Yo estoy bastante cansada y, con franqueza, me cuestiono si abandonar mi propósito (en la vida real, según parece, los conflictos no siempre encierran una conclusión). Pero de alguna manera me siento responsable. Le pregunto al hombre si lo puedo acompañar. No obtengo respuesta. En cambio, él apura su último vaso de whisky de un trago y, del bolsillo de la americana, saca una polaroid. La mira, la besa delicadamente, me la entrega, y con una expresión en el rostro de devoción infinita, declara:
--Mi mujer en el baño.
Me violenta bastante espiar de ese modo a una extraña. No obstante, cojo la fotografía de sus manos y la observo. No puede ser.
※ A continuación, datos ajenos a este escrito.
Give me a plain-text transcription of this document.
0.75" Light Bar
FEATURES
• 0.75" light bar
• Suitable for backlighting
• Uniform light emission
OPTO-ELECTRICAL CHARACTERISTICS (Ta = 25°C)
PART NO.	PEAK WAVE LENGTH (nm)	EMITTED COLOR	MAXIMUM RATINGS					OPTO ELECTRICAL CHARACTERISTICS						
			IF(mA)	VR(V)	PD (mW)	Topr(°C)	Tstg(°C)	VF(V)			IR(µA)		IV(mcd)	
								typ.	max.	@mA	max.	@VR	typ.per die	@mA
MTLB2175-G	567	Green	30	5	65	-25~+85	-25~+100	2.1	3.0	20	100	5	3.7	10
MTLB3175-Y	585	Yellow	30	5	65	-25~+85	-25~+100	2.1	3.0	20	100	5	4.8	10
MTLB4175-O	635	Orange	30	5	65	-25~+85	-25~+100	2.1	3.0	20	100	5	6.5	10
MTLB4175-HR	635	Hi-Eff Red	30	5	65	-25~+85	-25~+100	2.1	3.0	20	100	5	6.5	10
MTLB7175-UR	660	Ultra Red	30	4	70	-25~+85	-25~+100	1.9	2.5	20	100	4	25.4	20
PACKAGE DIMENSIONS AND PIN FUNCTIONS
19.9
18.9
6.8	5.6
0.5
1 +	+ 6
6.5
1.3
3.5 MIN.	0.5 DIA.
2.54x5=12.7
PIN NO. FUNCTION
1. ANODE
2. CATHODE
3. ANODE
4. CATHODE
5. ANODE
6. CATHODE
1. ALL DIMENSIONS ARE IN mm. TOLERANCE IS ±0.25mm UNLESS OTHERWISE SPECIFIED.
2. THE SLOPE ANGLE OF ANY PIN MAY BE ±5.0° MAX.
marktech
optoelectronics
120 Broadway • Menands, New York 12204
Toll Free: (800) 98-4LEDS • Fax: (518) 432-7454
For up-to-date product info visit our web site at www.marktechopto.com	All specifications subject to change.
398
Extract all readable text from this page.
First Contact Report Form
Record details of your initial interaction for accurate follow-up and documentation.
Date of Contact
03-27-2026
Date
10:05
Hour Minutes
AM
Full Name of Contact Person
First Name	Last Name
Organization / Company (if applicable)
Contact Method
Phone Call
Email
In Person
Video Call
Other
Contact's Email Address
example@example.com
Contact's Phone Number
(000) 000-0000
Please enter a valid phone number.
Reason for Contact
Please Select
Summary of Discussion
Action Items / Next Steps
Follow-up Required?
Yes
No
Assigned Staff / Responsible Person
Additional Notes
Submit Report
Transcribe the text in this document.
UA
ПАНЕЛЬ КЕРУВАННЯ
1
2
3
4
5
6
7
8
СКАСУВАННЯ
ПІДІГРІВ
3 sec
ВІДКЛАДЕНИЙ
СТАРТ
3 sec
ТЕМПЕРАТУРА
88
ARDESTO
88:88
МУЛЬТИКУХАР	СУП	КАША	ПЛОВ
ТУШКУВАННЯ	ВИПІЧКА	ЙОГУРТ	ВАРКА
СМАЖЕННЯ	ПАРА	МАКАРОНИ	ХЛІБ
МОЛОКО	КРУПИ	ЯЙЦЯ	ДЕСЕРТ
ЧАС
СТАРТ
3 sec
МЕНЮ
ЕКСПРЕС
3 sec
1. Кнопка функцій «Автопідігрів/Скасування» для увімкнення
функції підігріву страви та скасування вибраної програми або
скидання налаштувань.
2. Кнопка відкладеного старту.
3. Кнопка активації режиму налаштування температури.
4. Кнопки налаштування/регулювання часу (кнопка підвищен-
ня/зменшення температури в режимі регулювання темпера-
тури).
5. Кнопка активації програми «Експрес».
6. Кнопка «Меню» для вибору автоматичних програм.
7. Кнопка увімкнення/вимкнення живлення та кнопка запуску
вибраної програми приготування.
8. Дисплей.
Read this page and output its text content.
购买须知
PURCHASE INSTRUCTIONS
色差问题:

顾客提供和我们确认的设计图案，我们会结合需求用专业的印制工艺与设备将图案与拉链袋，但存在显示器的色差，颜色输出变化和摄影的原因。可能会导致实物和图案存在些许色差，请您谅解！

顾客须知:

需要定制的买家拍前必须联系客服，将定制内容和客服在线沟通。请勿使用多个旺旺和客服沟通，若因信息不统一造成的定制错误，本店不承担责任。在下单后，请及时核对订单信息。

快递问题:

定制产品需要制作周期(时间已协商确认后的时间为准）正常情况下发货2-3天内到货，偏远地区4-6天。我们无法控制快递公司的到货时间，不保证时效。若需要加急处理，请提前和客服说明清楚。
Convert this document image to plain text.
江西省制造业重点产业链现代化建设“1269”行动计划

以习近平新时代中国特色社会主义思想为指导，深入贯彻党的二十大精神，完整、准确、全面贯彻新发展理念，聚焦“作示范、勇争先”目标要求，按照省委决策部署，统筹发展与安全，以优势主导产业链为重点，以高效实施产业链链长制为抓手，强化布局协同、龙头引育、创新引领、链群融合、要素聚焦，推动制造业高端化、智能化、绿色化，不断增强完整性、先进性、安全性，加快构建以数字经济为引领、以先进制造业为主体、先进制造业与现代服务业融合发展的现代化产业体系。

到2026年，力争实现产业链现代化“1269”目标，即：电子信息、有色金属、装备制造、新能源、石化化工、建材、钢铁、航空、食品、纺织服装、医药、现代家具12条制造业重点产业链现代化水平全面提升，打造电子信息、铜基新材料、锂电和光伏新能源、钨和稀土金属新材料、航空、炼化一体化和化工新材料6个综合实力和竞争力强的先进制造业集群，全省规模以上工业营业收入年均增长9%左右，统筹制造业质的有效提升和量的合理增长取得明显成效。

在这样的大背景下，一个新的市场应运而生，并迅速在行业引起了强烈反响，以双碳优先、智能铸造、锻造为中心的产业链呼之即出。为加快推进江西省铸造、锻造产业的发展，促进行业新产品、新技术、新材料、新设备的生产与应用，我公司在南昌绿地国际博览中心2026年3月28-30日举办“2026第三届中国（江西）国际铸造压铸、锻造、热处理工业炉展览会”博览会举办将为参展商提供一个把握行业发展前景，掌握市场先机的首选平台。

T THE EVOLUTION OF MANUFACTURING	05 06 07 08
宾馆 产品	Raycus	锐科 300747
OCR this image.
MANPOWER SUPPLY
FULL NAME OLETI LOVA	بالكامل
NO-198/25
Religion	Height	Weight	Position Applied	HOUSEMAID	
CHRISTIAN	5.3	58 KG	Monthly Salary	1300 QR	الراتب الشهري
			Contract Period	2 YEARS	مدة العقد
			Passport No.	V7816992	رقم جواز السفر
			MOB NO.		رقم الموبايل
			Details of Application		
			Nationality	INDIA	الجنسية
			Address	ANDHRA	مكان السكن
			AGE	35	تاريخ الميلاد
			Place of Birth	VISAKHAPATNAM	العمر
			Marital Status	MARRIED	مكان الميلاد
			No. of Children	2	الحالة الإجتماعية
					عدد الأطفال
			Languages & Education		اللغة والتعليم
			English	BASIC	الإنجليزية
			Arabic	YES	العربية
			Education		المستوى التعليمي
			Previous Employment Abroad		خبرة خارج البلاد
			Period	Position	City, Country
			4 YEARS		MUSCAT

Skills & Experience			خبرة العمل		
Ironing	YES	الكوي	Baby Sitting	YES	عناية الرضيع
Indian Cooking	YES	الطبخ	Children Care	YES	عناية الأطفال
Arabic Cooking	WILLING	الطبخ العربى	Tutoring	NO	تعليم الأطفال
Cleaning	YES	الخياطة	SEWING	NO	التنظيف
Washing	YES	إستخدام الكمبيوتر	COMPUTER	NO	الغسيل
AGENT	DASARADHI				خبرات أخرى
Aparto la vista y miro el juguete que aún está en el mostrador. Y otra vez a la foto.
Con una sonrisa, se la devuelvo al hombre, y admito:
--Preciosa.
Después de todo, parece, el tema de esta semana no será exactamente la embriaguez, o la enajenación mental. Sólo un pobre pato de goma sobre la barra de un bar.